Ideally, formative assessment strategies improve teaching and learning simultaneously. Instructors can help students grow as learners by actively encouraging them to self-assess their own skills and knowledge retention, and by giving clear instructions and feedback. Seven principles (adapted from Nicol and Macfarlane-Dick, 2007 with additions) can guide instructor strategies:

  • Keep clear criteria for what defines good performance – Instructors can explain criteria for A-F graded papers, and encourage student discussion and reflection about these criteria (this can be accomplished though office hours, rubrics, post-grade peer review, or exam / assignment wrappers(link is external)). Instructors may also hold class-wide conversations on performance criteria at strategic moments throughout a term.
  • Encourage students’ self-reflection – Instructors can ask students to utilize course criteria to evaluate their own or a peer’s work, and to share what kinds of feedback they find most valuable. In addition, instructors can ask students to describe the qualities of their best work, either through writing or group discussion.
  • Give students detailed, actionable feedback – Instructors can consistently provide specific feedback tied to predefined criteria, with opportunities to revise or apply feedback before final submission. Feedback may be corrective and forward-looking, rather than just evaluative. Examples include comments on multiple paper drafts, criterion discussions during 1-on-1 conferences, and regular online quizzes.
  • Encourage teacher and peer dialogue around learning – Instructors can invite students to discuss the formative learning process together. This practice primarily revolves around mid-semester feedback and small group feedback sessions, where students reflect on the course and instructors respond to student concerns. Students can also identify examples of feedback comments they found useful and explain how they helped. A particularly useful strategy, instructors can invite students to discuss learning goals and assignment criteria, and weave student hopes into the syllabus.
  • Promote positive motivational beliefs and self-esteem – Students will be more motivated and engaged when they are assured that an instructor cares for their development. Instructors can allow for rewrites/resubmissions to signal that an assignment is designed to promote development of learning. These rewrites might utilize low-stakes assessments, or even automated online testing that is anonymous, and (if appropriate) allows for unlimited resubmissions.
  • Provide opportunities to close the gap between current and desired performance – Related to the above, instructors can improve student motivation and engagement by making visible any opportunities to close gaps between current and desired performance.
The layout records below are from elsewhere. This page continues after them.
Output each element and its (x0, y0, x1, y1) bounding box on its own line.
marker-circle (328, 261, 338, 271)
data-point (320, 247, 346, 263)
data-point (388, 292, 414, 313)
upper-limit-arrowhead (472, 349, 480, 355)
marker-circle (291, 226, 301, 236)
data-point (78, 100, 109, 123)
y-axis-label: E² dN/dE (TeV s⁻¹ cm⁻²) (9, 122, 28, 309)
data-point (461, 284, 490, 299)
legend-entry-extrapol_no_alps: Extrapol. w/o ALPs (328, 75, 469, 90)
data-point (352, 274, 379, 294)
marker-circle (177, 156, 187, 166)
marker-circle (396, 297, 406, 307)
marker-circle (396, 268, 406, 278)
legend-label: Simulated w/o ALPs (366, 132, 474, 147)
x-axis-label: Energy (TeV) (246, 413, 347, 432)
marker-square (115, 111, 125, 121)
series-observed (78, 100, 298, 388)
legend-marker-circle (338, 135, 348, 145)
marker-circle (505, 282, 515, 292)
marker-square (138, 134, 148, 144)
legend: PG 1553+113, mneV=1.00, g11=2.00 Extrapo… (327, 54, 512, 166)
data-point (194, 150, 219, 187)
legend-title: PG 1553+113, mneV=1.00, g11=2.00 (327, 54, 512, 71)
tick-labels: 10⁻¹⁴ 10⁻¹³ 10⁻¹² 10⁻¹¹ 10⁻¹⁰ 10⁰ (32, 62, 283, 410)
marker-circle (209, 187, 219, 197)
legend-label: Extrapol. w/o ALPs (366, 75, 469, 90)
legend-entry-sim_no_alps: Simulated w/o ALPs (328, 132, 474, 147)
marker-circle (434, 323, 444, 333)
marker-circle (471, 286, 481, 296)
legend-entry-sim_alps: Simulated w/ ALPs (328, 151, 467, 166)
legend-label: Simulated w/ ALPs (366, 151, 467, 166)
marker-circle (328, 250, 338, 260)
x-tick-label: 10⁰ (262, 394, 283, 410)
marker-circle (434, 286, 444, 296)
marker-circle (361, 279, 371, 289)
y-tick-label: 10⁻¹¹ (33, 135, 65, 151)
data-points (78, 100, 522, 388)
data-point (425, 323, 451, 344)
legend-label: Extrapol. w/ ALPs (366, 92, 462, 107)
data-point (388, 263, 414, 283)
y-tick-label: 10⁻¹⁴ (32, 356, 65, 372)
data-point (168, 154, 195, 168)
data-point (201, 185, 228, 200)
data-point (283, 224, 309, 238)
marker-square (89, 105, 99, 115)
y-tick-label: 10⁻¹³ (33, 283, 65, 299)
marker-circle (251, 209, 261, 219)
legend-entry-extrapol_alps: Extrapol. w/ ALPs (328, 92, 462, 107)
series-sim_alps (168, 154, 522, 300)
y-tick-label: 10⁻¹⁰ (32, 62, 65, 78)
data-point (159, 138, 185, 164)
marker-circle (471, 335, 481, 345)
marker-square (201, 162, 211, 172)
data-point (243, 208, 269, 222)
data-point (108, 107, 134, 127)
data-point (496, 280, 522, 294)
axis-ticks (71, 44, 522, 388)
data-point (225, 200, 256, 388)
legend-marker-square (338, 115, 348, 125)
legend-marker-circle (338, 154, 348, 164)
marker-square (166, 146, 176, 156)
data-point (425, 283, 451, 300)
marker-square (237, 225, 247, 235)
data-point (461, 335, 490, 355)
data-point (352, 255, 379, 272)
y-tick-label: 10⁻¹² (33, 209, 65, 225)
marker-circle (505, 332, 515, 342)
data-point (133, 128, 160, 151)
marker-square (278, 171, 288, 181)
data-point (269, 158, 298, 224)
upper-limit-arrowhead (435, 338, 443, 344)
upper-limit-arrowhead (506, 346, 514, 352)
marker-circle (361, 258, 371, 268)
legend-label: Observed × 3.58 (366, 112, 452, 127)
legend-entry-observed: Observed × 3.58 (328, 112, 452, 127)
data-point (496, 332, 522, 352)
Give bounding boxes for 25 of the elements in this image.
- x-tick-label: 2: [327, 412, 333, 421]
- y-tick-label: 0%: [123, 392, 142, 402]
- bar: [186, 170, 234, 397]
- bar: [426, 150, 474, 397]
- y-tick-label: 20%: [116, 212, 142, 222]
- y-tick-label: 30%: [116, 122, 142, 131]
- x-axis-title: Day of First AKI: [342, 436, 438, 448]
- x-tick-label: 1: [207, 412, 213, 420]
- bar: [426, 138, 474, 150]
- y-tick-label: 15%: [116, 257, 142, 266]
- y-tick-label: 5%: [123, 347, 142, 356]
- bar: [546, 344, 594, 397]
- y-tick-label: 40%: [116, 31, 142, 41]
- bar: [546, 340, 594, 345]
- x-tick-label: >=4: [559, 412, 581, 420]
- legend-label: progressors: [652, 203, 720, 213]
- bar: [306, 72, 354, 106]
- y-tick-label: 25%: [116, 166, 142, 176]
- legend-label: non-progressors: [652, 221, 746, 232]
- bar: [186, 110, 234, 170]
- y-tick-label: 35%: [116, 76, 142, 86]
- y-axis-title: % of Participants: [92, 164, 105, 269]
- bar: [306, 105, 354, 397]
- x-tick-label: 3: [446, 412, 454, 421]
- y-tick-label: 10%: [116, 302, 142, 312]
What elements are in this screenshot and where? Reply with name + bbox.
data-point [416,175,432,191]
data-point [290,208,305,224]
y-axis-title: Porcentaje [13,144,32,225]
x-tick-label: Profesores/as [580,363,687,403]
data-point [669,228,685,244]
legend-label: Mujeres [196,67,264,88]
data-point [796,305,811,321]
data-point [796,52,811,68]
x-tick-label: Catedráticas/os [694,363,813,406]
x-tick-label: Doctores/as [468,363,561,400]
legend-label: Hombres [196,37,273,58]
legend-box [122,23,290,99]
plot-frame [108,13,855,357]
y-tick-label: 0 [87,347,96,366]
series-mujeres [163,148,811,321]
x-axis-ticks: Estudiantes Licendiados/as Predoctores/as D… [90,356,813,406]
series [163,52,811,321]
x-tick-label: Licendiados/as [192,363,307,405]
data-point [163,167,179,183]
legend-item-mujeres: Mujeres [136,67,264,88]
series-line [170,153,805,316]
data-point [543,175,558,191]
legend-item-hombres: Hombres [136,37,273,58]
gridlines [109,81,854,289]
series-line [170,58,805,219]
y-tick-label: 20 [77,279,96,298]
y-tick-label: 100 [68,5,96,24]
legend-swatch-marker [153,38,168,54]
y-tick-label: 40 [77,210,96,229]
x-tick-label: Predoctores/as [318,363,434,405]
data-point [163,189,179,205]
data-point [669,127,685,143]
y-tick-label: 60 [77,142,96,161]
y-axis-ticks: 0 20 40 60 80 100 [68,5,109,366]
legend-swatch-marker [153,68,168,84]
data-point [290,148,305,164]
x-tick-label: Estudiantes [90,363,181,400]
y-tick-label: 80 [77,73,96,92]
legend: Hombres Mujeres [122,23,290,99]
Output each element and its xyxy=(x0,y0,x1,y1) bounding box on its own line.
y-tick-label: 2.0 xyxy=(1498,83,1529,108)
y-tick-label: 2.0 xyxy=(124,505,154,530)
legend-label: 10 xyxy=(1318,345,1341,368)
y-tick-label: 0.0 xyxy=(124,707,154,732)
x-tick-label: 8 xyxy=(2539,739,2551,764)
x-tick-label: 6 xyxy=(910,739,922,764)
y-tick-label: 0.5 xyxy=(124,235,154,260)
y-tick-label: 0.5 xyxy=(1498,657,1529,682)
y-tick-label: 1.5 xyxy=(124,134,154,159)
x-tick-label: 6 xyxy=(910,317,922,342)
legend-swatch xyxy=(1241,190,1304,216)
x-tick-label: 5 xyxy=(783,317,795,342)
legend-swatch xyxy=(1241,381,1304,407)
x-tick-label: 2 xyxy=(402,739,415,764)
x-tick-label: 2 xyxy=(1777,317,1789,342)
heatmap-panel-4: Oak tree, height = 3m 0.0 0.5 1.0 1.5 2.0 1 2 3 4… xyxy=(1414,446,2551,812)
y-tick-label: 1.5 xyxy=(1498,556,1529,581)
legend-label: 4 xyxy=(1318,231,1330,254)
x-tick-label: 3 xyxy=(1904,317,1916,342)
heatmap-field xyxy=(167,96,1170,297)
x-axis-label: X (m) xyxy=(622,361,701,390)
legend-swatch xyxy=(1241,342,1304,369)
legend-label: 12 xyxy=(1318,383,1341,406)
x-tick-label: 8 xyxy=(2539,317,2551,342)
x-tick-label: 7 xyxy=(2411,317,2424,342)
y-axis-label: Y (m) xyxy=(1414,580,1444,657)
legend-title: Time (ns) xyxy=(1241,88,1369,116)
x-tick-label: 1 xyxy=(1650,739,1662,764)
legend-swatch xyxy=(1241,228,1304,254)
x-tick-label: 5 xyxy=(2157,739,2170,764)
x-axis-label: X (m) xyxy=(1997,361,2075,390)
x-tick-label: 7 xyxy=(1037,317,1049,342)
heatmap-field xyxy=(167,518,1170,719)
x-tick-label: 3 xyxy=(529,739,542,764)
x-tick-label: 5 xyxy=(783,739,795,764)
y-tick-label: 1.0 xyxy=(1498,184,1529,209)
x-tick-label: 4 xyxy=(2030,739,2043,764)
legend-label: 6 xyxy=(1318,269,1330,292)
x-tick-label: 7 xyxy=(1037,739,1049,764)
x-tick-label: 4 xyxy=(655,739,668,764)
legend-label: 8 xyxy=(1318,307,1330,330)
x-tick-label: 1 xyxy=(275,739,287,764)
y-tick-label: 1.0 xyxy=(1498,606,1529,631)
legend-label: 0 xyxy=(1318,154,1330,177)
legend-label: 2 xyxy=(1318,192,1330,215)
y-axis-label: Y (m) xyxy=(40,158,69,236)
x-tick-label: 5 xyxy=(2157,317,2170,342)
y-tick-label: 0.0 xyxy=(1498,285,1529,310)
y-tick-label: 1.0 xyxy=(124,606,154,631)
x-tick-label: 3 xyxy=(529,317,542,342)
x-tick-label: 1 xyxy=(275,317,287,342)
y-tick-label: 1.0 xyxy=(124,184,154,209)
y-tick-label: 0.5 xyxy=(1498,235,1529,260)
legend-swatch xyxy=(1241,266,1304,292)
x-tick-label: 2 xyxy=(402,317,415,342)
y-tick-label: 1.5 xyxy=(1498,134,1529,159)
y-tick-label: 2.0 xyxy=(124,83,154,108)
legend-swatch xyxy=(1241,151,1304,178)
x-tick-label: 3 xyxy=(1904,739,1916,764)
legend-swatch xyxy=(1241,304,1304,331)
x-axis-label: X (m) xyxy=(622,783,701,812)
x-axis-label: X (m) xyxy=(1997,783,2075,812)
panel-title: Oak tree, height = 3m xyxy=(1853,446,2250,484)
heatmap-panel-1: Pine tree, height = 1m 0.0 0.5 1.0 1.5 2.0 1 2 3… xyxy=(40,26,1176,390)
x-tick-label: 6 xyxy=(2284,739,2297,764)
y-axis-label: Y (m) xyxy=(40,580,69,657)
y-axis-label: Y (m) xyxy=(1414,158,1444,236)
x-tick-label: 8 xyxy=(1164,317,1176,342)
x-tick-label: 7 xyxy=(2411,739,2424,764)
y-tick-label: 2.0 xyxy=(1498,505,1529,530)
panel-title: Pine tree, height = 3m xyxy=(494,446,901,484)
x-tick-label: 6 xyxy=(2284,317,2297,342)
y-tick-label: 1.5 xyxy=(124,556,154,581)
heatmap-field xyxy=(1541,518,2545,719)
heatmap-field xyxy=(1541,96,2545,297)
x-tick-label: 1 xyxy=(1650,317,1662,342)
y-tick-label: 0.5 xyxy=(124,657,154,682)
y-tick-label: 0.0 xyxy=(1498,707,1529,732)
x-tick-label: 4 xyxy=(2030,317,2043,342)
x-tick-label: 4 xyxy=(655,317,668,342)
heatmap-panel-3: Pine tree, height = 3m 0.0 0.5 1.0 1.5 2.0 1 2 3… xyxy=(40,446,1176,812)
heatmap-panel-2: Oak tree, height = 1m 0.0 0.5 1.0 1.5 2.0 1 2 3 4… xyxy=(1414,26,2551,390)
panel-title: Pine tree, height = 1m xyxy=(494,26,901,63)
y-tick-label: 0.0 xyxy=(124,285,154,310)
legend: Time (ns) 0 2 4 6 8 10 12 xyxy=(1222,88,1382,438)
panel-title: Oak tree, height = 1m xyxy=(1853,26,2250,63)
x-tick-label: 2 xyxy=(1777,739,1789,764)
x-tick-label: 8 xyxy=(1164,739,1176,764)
Examples include opportunities for resubmission, specific action points for writing or task-based assignments, and sharing study or process strategies that an instructor would use in order to succeed.
  • Collect information which can be used to help shape teaching – Instructors can feel free to collect useful information from students in order to provide targeted feedback and instruction. Students can identify where they are having difficulties, either on an assignment or test, or in written submissions. This approach also promotes metacognition, as students are asked to think about their own learning. Poorvu Center staff can also perform a classroom observation or conduct a small group feedback session that can provide instructors with potential student struggles.

 

References

Biggs, J. & Tang, C. (2011). Teaching for quality learning at university (4th ed.). Maidenhead, UK: Open University Press.

Maki, P. (2010). Assessing for learning: Building a sustainable commitment across the institution. Sterling, VA: Stylus.